The next day, Williams went to see Dye.

"I was ready to leave, but I had to go see him," Williams says. "I had to tell him what happened. He said, ‘Let's just take it a day at a time, son.' That's all I've been doing ever since."

Williams says he has not had a drink or used drugs since that night. The black kid from the city and the white kid from the country became like brothers. That was something of a miracle in itself.

Collins and Williams each say the other is his closest friend. Each was in the other's wedding. Williams baptized Collins' wife at Chewacla State Park. It all started on that night in 1982.

"I wasn't a little bit prejudiced," Collins says. "I was a lot prejudiced. It was something I had to work through in my life. He walked into my room that night. The next day--the very next day--the guy was a different person. I'm not saying I had anything to do with it. I just happened to be in the right place at the right time."

Williams graduated from Auburn, went to seminary in New Orleans and became a minister. He pastured churches in New Orleans and Mobile. He and his wife, Lakeba, were running a ministry for at-risk children in Spartanburg, S.C., when Auburn coach Tommy Tuberville called in the summer of 1999.

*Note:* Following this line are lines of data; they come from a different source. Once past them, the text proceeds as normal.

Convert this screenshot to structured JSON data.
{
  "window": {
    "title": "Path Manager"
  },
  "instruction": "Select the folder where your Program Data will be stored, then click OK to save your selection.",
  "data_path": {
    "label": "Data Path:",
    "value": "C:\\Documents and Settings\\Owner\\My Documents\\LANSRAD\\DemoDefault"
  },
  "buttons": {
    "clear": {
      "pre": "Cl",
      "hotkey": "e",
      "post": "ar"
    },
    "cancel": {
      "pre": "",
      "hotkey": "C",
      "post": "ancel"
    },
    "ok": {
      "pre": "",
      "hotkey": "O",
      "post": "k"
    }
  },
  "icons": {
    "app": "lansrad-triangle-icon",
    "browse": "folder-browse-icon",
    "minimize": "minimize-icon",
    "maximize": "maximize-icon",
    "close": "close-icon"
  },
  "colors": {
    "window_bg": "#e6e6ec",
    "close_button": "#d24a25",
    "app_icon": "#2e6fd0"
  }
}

Tuberville had taken over as Auburn's football coach. He wanted to know if Williams would be interested in being the chaplain.

"I'm thinking, ‘Lord, what are you doing here?'" Williams says. "This is like full circle for me. This is where it all started for me. We came because we felt the Lord's call, because God had given me the opportunity to do for somebody else what Kyle Collins did for me and because I love Auburn."

It was a concept Tuberville brought with him from Ole Miss. Williams, who is paid with private funds, is also the Auburn campus director for the Fellowship of Christian Athletes and the state director of urban ministries for the FCA.

"I knew when we first talked to Chette he'd be the right guy," Tuberville says. "He played here, went through tough times, had a change of attitude and turned out to be a minister. He enjoys working with young people. He felt like this was his calling. He accepted the challenge and has been a tremendous help."

Williams says his life is a testament to what hope and love can do.

"He's something special," Evans says. "The fact that's he's been here, played here, been on the practice field, been through everything, he's our reliable source. He's been from starter to almost being kicked off the team. He knows what it's about. He's a Godsend."

Williams hears the deepest secrets of Auburn players. In their troubles, he sees some of himself. Everyone's story doesn't end as happily.

"Nobody is beyond redemption," Williams says. "You want them to turn that switch as soon as you talk to them. It doesn't always happen. You see them going through the same things you went through, and they don't have to. What really breaks your heart is when one has to leave.

"Some people dismiss that side of it. I can't. Those guys are who I'm here for."


Four years and a couple of weeks later, Williams is still there for Auburn athletes and their coaches. Dozens of them will tell you of the difference he has made in their lives.

It's not hard to find negative stories in college athletics, but Chette Williams isn't one of them.